The conventional coatings for press-hardened steel mainly include Al-Si, Zn-Fe (GA), Zn (GI), Zn-Ni, and other composite coatings. The advantages and disadvantages of different coatings vary (Table 1). The Al-Si coating is the most widely used coating for press-hardened steel because of its high temperature resistance, oxidation resistance, formability, and lower cost than Zn-Ni and other composite coatings. The compositions of the Al-Si coating and the base material differ significantly and are greatly affected by the laser welding process. However, a common problem persists in different laser welding processes. Al segregation occurs in the weld seam, and Al enrichment leads to ferrite formation. This is the fundamental reason for the significant decline in the mechanical properties of the welded joints, which limits the further application of press-hardened steel. Several studies have been conducted to solve the problem of Al segregation in laser-welded press-hardened steel caused by Al-Si coatings. At present, methods to suppress Al segregation in welds primarily include 1) removing the coating before welding, 2) optimizing the welding process parameters, 3) increasing the fluidity of the molten pool, 4) modifying the Al-Si coating, 5) adding an interlayer and powder, and 6) filling the welding wire. However, these methods have limitations, such as high cost, low efficiency, complex processes, and unsuitability for large-scale production. The “multi-in-one” press-hardened steel laser-filled wire welding technology, which does not require the removal of the Al-Si coating, was developed by the Yang Shanglu team of the Shanghai Institute of Optics and Fine Mechanics, Chinese Academy of Sciences. This technology does not require the coating to be removed before welding and only fills the “multi-in-one” special welding wire during the welding process, which can achieve efficient and high-quality welding of Al-Si-coated press-hardened steel above 1500 MPa grade. This method has wide applicability, low cost, and broad application prospects.

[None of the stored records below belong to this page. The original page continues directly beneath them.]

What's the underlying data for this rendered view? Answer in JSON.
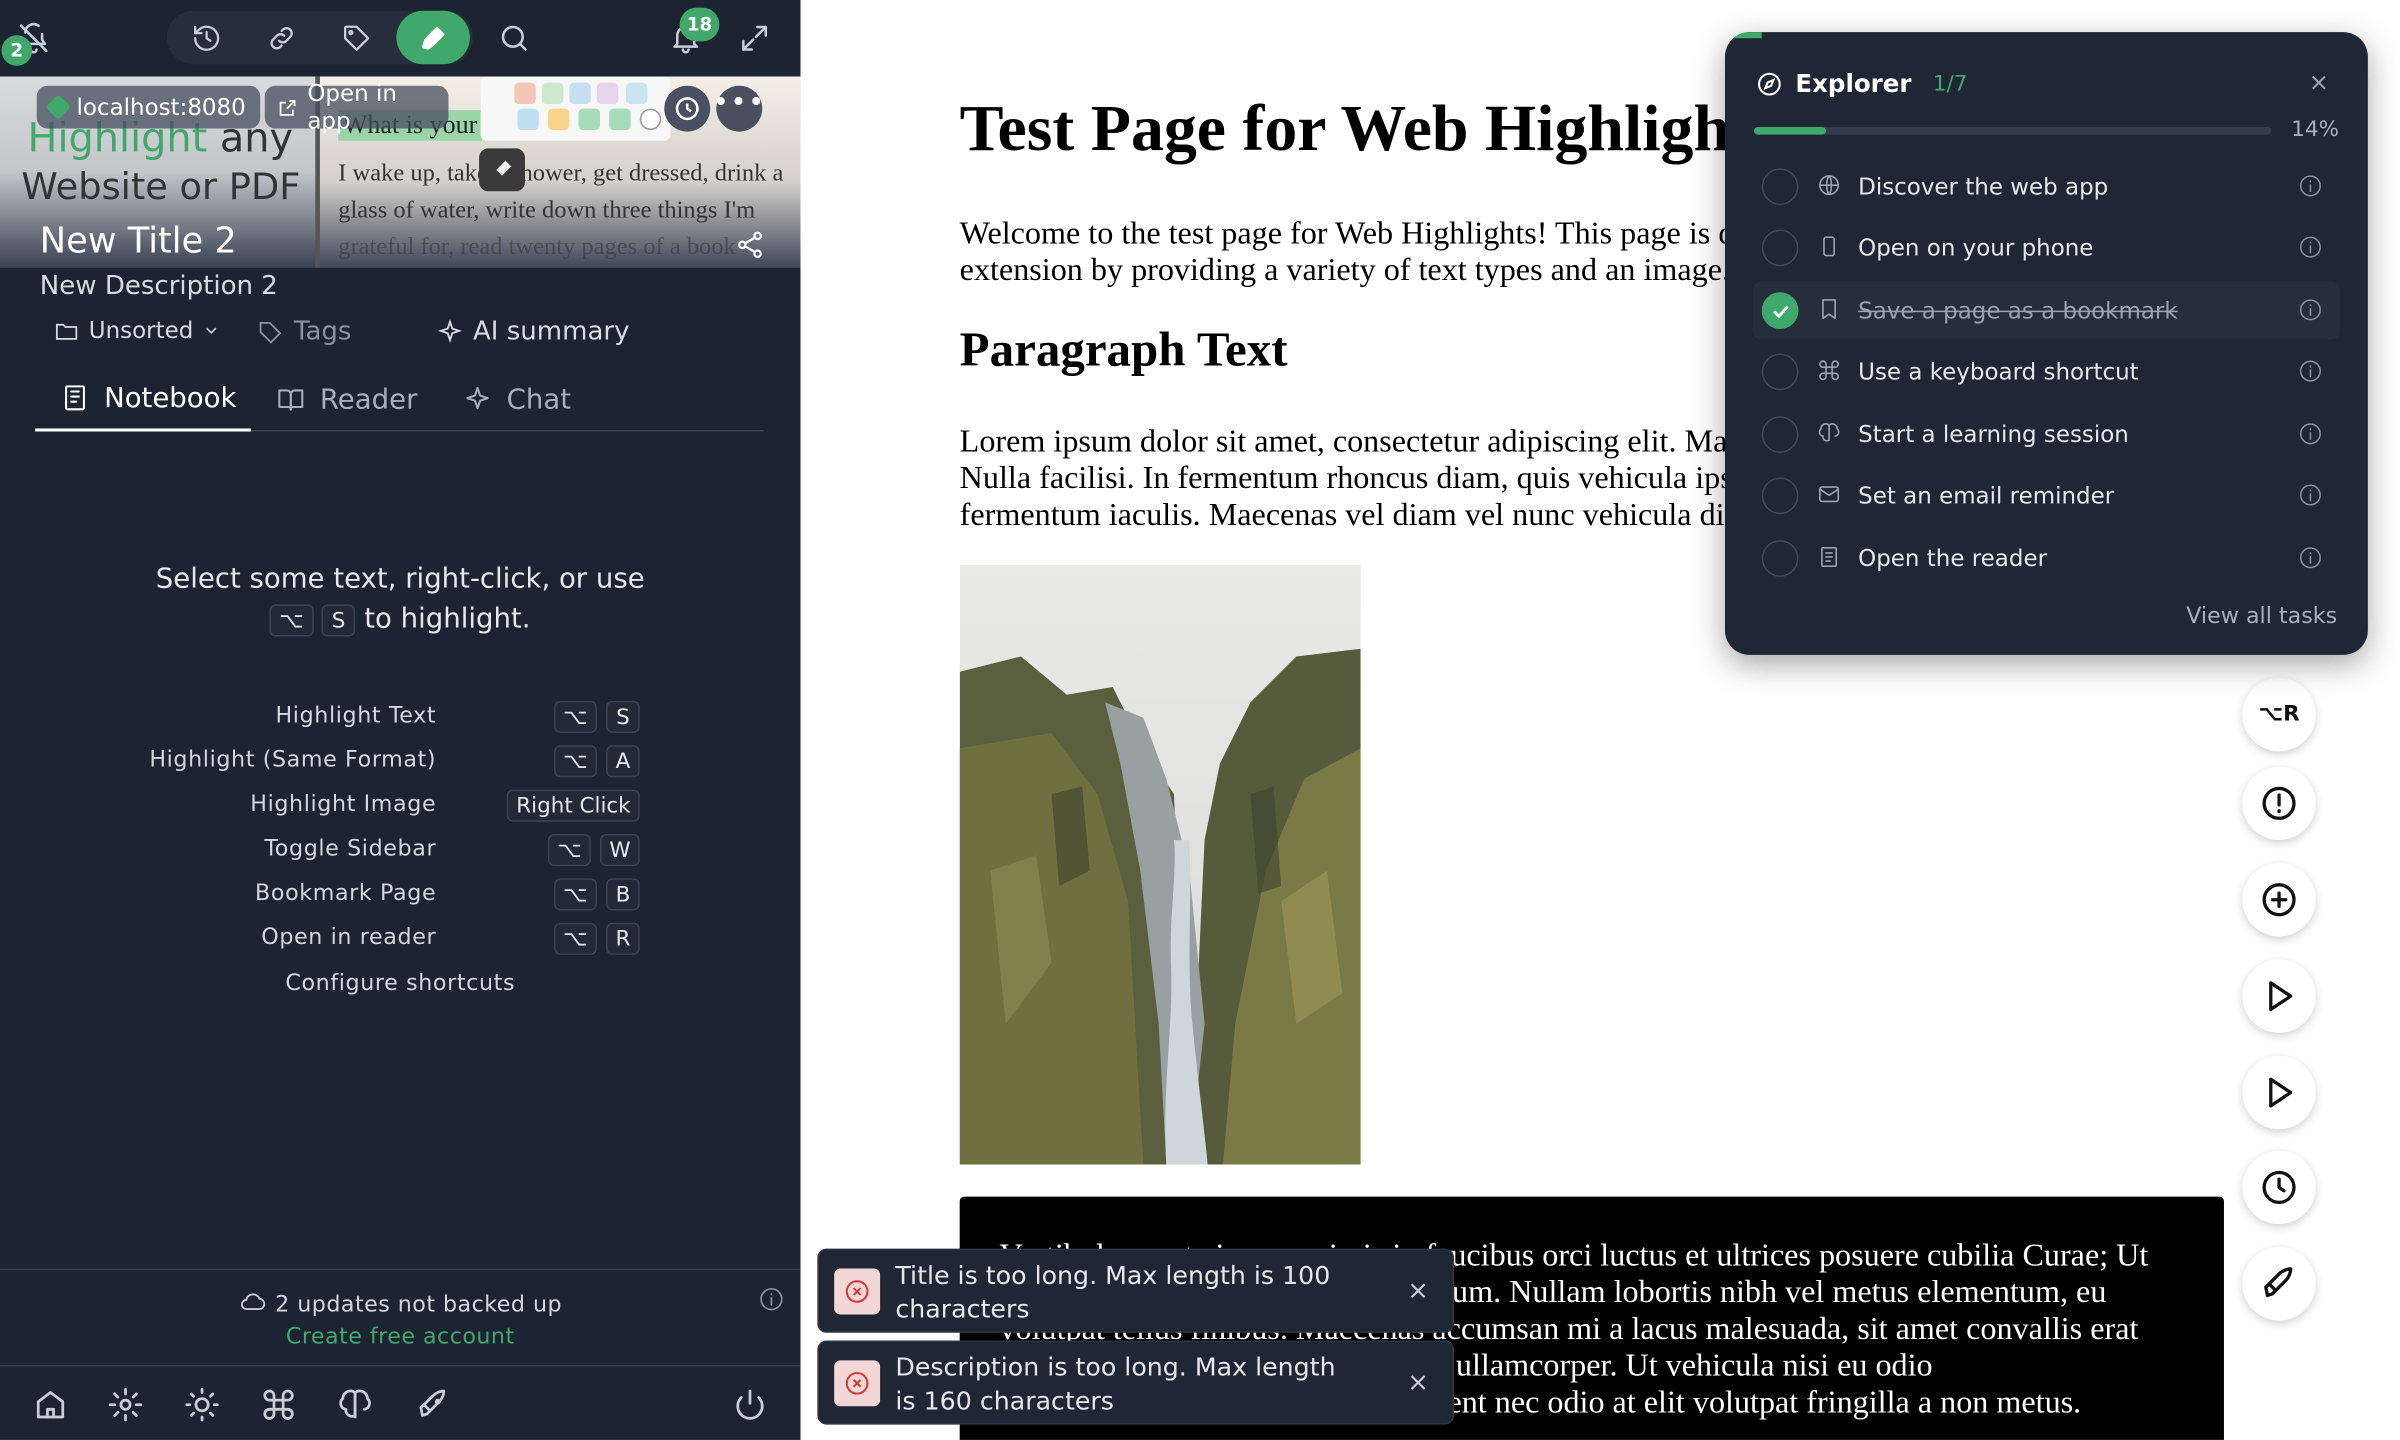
{
  "sidebar": {
    "topbar": {
      "notifications_count": "18",
      "status_badge": "2"
    },
    "preview": {
      "logo_highlight": "Highlight",
      "logo_any": " any",
      "logo_line2": "Website or PDF",
      "site_chip": "localhost:8080",
      "open_in_app": "Open in app",
      "snippet_heading": "What is your",
      "snippet_line1": "I wake up, take a shower, get dressed, drink a",
      "snippet_line2": "glass of water, write down three things I'm",
      "snippet_line3": "grateful for, read twenty pages of a book"
    },
    "title": "New Title 2",
    "description": "New Description 2",
    "meta": {
      "folder": "Unsorted",
      "tags": "Tags",
      "ai_summary": "AI summary"
    },
    "tabs": [
      "Notebook",
      "Reader",
      "Chat"
    ],
    "hint_line1": "Select some text, right-click, or use",
    "hint_line2": "to highlight.",
    "hint_keys": [
      "⌥",
      "S"
    ],
    "shortcuts": [
      {
        "label": "Highlight Text",
        "keys": [
          "⌥",
          "S"
        ]
      },
      {
        "label": "Highlight (Same Format)",
        "keys": [
          "⌥",
          "A"
        ]
      },
      {
        "label": "Highlight Image",
        "keys": [
          "Right Click"
        ]
      },
      {
        "label": "Toggle Sidebar",
        "keys": [
          "⌥",
          "W"
        ]
      },
      {
        "label": "Bookmark Page",
        "keys": [
          "⌥",
          "B"
        ]
      },
      {
        "label": "Open in reader",
        "keys": [
          "⌥",
          "R"
        ]
      }
    ],
    "configure_shortcuts": "Configure shortcuts",
    "backup_status": "2 updates not backed up",
    "create_account": "Create free account"
  },
  "page": {
    "h1": "Test Page for Web Highlights",
    "intro_line1": "Welcome to the test page for Web Highlights! This page is designed to test the",
    "intro_line2": "extension by providing a variety of text types and an image.",
    "h2": "Paragraph Text",
    "para_line1": "Lorem ipsum dolor sit amet, consectetur adipiscing elit. Mauris at magna non est",
    "para_line2": "Nulla facilisi. In fermentum rhoncus diam, quis vehicula ipsum lacinia vel. Donec",
    "para_line3": "fermentum iaculis. Maecenas vel diam vel nunc vehicula dictum.",
    "dark_line1": "Vestibulum ante ipsum primis in faucibus orci luctus et ultrices posuere cubilia Curae; Ut",
    "dark_line2": "vel ipsum ac lectus feugiat vestibulum. Nullam lobortis nibh vel metus elementum, eu",
    "dark_line3": "volutpat tellus finibus. Maecenas accumsan mi a lacus malesuada, sit amet convallis erat",
    "dark_line4": "efficitur. Integer id lacus dignissim ullamcorper. Ut vehicula nisi eu odio",
    "dark_line5": "ullamcorper, vel efficitur mi. Praesent nec odio at elit volutpat fringilla a non metus."
  },
  "fabs": {
    "reader_shortcut": "⌥R"
  },
  "explorer": {
    "title": "Explorer",
    "count": "1/7",
    "progress_percent": 14,
    "progress_label": "14%",
    "tasks": [
      {
        "label": "Discover the web app",
        "icon": "globe-icon",
        "done": false
      },
      {
        "label": "Open on your phone",
        "icon": "phone-icon",
        "done": false
      },
      {
        "label": "Save a page as a bookmark",
        "icon": "bookmark-icon",
        "done": true
      },
      {
        "label": "Use a keyboard shortcut",
        "icon": "command-icon",
        "done": false
      },
      {
        "label": "Start a learning session",
        "icon": "brain-icon",
        "done": false
      },
      {
        "label": "Set an email reminder",
        "icon": "mail-icon",
        "done": false
      },
      {
        "label": "Open the reader",
        "icon": "document-icon",
        "done": false
      }
    ],
    "view_all": "View all tasks"
  },
  "toasts": [
    "Title is too long. Max length is 100 characters",
    "Description is too long. Max length is 160 characters"
  ],
  "colors": {
    "accent": "#3fa86a",
    "sidebar_bg": "#1c2331",
    "panel_bg": "#1f2735",
    "error": "#d33b3b"
  }
}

Conclusions and Prospects In this study, the characteristics, applications, and laser welding methods of press-hardened steel are introduced in detail. The advantages and disadvantages of different coatings are summarized. The welding problems of press-hardened steel are noted. In addition, the improvement methods for laser welding defects in press-hardened steel are summarized, and the development trends of press-hardened steel and laser welding technology are discussed. Coating technology provides oxidation resistance in press-hardened steels; however, it also causes problems in laser welding. As press-hardened steel increases in strength and decreases in thickness, the chemical composition of the welding wire must be optimized, and in-depth research must be conducted on the microstructure evolution mechanism of the welding wire composition affecting the coating of press-hardened steel and the mechanical property strengthening mechanism of the joint to explore an efficient, intelligent, widely applicable, and robust laser welding method for lightweight automobiles. In the development of laser welding technology for press-hardened steel, it is also necessary to focus on quality inspection of the welding process to achieve adaptive parameter adjustment of the laser welding process and online quality monitoring after welding.